The Daily Telegraph reports that in 2012 the shadow chancellor received £50,000 from the Co-op Group. Conservative committee member Brooks Newmark told paper: "The Rev Flowers’s judgment was clearly impaired if he was prepared to give Ed Balls £50,000. Mr Balls should now ask himself whether it is right to accept that money, and consider giving it back."

In a further twist to the story, The Sun reported today that Flowers used his work email account to arrange to meet male escorts at a Manchester hotel for, what the paper described as, "drug-fuelled romps with rent boys".

Committee member Jesse Norman told Channel 4 News on Monday evening that Flowers had "embarrassed and betrayed" both himself and the bank. "The tragedy is that he has embarrassed and betrayed not merely himself but also the Co-op, the bank and the Co-operative movement more generally. You have no idea about these characters. Who knows what evil lurks, it's just extraordinary," he said.

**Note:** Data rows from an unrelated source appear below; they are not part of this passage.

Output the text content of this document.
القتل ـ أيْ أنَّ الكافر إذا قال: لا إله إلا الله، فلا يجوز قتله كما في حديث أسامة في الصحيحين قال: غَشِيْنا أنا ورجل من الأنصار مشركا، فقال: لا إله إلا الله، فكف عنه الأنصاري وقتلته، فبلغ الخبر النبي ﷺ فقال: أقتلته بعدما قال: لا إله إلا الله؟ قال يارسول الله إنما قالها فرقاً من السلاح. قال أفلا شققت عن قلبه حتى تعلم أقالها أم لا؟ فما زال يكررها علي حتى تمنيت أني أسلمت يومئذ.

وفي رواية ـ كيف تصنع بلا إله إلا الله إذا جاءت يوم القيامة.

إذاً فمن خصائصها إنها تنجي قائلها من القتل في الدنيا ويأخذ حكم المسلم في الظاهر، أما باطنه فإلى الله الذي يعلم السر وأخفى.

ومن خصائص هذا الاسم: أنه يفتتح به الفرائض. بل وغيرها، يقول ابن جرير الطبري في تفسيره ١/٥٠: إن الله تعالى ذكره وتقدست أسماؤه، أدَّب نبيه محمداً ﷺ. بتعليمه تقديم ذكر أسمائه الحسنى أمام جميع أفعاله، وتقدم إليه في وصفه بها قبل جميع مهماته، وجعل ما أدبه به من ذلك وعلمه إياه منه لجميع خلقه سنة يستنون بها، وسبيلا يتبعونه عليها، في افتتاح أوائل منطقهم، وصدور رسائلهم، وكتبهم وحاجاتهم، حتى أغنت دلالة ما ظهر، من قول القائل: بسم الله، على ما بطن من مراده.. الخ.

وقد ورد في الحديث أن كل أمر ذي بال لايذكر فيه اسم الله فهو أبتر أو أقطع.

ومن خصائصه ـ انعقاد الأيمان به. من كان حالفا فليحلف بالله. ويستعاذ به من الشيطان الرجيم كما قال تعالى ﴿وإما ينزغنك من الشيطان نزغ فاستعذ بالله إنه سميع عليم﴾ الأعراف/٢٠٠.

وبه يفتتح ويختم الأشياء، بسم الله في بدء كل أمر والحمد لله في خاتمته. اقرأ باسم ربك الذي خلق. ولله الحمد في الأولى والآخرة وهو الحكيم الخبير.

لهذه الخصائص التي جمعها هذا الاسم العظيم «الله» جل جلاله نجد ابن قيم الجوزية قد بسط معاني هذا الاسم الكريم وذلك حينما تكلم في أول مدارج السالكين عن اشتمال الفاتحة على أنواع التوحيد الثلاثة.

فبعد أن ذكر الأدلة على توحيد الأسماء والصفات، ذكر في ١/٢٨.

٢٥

A spokesman for Balls said: "This was a donation from the Co-op Group, not the bank. We never discussed it with the Rev Flowers and it was declared in the Register of Members’ Interests."

The scandal is just the latest in a series to hit the banking industry since the financial crisis of 2008 - including the revelations that the Libor rate was being rigged and public outrage over the bonuses awarded to bankers in the wake of the crash.

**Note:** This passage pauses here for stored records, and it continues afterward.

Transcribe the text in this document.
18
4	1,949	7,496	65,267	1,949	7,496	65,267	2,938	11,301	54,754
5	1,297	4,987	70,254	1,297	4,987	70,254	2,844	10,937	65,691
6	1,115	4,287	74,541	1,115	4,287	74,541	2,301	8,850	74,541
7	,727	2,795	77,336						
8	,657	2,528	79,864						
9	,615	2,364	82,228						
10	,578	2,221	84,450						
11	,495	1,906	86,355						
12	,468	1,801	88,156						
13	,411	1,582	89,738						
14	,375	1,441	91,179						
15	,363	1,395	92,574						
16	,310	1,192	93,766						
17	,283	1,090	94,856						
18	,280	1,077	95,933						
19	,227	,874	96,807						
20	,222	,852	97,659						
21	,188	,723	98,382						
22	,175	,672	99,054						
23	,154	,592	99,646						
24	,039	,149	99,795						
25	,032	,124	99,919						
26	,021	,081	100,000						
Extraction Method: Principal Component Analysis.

Other Conservative MPs suggested the reaction would have been harsher had their party been linked to the revelations. Stewart Jackson tweeted: "Imagine the wave of hysteria & moral outrage if Paul Flowers had been a Tory supporting banker meeting David Cameron in his private office."

And Robert Halfon suggested a solution for the bank. "If they sack Mayor Rob Ford as Mayor of Toronto he can always apply for Chair of UK Co Op Bank. Seems to have the right experience."

On Tuesday morning Len Wardle, the long-standing chairman of the Cooperative Group, announced he had resigned with immediate effect after he admitted "serious questions" were raised by the drugs scandal.

The Co-operative Bank is facing a rescue plan which will see majority control turned over to investors including US hedge funds, after it was left with a £1.5 billion gap in its finances. The group, which employs 100,000 people, plunged to £559 million losses in the first half of the year, weighed down by its banking arm.